In the 11 years that have passed, there have been just two minor diversions. At 14, I fancied myself as an equine dentist; two years previously I’d tested my parents’ nerve touting a career as a coroner about family parties. But as I’m nearing the completion of my very useful English degree, reading and writing it seems to be.

And so, I was advised to trot to the careers office. After ringing a doorbell – no doubt the bane of the receptionist’s life – you’re transported to a place where pamphlets come to die. The walls are lined with them: “How to write hyperbolic third-person babble about Year 10 work experience” (how to improve your CV); “Five easy steps to corporate demise” (how to start your own business); and, my favourite, “How to talk the hind legs off a donkey without becoming blue in the face” (you too can succeed in the world of law).

I’d printed my CV and sharpened my tongue for the psychological survey I assumed would follow, yet my demise would be met at the hands of bullet-pointed booklets, reminiscent of year nine ICT. In the 15 minutes I spent there being early, I was almost inspired to write my own pamphlet: “How to escape the careers office alive”.

On reflection, most of the experience bore some resemblance to the NHS: from the pamphlets – here, most appropriately not about Chlamydia – to the dutiful calling of my name, as if I was waiting for a blood test. My meeting was with Jane: “How can I help you today?” “I’d like to find a graduate job please”.

So now, an inch of the burden has been lifted onto someone else’s shoulders. They say a problem shared is a problem halved; works well for two hours. After this point, the residual panic sets in again.

But if you don’t need sectioning for over-ambition, then do go to your careers office. Even if you’re not a final year – especially if you’re not a final year – get in there early. Be the smug(ish) one that can make jokes about pamphlets when your careers appointment just cements what you’ve thought the whole time.

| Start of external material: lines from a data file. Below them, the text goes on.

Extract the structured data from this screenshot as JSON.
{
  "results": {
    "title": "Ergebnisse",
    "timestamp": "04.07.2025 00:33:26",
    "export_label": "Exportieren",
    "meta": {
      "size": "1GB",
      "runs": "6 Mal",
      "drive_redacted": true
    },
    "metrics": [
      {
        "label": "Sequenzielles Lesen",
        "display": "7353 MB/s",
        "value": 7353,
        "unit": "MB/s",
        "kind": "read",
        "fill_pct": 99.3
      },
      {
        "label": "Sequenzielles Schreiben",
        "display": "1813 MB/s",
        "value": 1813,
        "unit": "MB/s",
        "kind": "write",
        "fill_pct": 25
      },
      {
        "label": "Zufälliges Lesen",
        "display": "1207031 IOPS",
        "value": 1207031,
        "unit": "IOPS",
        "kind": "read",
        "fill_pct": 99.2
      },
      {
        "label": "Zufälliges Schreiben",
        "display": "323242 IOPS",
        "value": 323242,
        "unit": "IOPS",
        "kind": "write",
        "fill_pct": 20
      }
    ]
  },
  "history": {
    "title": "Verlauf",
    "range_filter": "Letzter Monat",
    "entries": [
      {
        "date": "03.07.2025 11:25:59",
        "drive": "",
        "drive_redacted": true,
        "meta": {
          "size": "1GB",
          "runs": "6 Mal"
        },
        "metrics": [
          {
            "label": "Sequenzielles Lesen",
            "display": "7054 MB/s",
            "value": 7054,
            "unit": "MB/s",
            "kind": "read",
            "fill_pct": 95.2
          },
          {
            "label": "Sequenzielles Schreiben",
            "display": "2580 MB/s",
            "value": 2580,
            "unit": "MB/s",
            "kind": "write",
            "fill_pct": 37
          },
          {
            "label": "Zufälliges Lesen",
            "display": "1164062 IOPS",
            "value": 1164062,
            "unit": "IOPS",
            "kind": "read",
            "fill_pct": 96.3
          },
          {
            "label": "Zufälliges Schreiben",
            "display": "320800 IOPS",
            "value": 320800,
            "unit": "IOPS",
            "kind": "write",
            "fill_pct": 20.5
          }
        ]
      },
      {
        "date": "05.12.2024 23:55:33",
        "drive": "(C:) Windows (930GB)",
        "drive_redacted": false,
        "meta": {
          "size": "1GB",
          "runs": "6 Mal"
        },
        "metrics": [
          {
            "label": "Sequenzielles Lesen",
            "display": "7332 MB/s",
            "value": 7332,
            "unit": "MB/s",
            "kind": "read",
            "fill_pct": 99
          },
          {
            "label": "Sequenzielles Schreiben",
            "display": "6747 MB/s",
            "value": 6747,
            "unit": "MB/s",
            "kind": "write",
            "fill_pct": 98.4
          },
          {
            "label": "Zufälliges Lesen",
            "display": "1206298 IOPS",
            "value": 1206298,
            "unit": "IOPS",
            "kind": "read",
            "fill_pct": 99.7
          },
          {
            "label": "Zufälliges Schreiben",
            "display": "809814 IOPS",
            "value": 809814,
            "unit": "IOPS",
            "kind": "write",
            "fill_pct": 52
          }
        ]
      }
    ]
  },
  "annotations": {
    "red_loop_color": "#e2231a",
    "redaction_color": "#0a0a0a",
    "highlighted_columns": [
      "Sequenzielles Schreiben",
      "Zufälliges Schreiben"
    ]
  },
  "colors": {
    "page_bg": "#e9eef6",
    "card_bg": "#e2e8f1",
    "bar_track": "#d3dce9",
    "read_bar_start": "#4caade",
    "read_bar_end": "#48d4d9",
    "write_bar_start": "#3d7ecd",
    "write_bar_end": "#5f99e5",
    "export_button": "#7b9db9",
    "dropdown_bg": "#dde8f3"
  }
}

If you’re a fresher, go now. Book an appointment – it won’t be too early in the morning; my office doesn’t even open until 10. Go and be psychoanalysed; it’s free. Were I not so strange, Jane would have been very helpful. She said all the right things and didn’t even make me cry.

By graduation, you’ll be glad you and your Jane had that chat. Instead of panicking, book an appointment. And if she lets you down, at least you can enjoy the pamphlets. There really is one for everyone.